Des stages professionnalisant pour y voir plus clair

« En rentrant à Sciences Po Toulouse, je n’avais pas vraiment d’idée en tête […] Ce qui m’intéressait en D2P3, c’était vraiment le côté géopolitique, crises chaudes », se souvient Marion Huot. L’ancienne élève a profité de plusieurs stages lors de son cursus pour affiner son orientation.

Après un semestre à Istanbul en troisième année, elle se spécialise dans la thématique des migrations avec un stage au Haut-commissariat aux réfugiés (HCR) de Genève. L’année suivante, à l’été 2016, elle décide de partir en Grèce pour travailler aux côtés du Protection working group de l’UNHCR. « J’avais envie de plus de terrain.

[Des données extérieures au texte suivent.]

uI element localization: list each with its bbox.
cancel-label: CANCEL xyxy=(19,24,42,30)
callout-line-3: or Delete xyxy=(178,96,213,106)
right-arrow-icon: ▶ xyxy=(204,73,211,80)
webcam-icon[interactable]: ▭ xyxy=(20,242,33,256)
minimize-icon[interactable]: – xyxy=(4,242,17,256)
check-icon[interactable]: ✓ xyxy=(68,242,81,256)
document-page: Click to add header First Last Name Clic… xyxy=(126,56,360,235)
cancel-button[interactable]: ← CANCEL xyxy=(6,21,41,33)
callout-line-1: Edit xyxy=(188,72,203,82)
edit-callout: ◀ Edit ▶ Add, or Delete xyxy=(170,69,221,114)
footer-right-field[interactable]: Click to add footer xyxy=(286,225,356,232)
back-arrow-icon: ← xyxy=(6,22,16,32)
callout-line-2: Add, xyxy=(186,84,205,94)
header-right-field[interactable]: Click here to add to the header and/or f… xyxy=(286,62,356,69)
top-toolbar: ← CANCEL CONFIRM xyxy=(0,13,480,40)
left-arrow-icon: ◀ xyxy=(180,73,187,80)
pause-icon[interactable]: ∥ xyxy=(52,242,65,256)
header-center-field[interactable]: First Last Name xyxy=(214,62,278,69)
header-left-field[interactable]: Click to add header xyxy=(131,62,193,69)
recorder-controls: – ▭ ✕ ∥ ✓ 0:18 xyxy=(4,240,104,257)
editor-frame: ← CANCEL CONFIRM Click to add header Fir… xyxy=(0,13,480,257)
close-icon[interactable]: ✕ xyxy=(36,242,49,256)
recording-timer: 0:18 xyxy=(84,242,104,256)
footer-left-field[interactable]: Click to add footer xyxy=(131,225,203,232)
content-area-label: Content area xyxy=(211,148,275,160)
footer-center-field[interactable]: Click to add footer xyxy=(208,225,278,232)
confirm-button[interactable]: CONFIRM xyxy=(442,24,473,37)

Je suis arrivée en Grèce en pleine situation de crise des migrants », se souvient-elle.

La fondation du Réseau des étudiants toulousains en soutien aux exilé·e·s et réfugié·e·s

Bien que passionnée par la thématique des migrations, Marion Huot explique : « Je ne savais pas vraiment comment en faire mon métier. C’est vraiment l’approche associative qui m’a plu ». En rentrant de son stage en Grèce, elle co-fonde le Réseau des étudiant·e·s toulousain·e·s en soutien aux exilé·e·s et réfugié·e·s.

Elle raconte : « À mon retour de Grèce, j’ai voulu m’engager en France. C’était au moment du démantèlement de la jungle de Calais ». Avec plusieurs étudiant·e·s de Sciences Po Toulouse, elle se rend sur place pendant quatre jours afin de venir en aide à l’Auberge des migrants. « Quand on est revenu à Toulouse, on était motivé pour aller plus loin » : après une visite dans un centre d’accueil et d’orientation toulousain est né le RETSER. L’association organise des cours de langues, des sorties dans la ville, des matches de football et s’est, depuis, étendue à plusieurs universités toulousaines.

Sans oublier : un engagement sportif sans faille

Parmi ses nombreux engagements lors de sa scolarité à Sciences Po Toulouse, Marion Huot est présidente du Bureau des sports, de la Fédécrit et membre de l’équipe de rugby féminine pendant cinq ans. « À Sciences Po Toulouse, il y a vraiment la possibilité de s’engager dans une association. On peut acquérir énormément de compétences pratiques, se familiariser à la gestion de projet. C’est un aspect positif très fort dans le parcours Sciences Po », conclut-elle.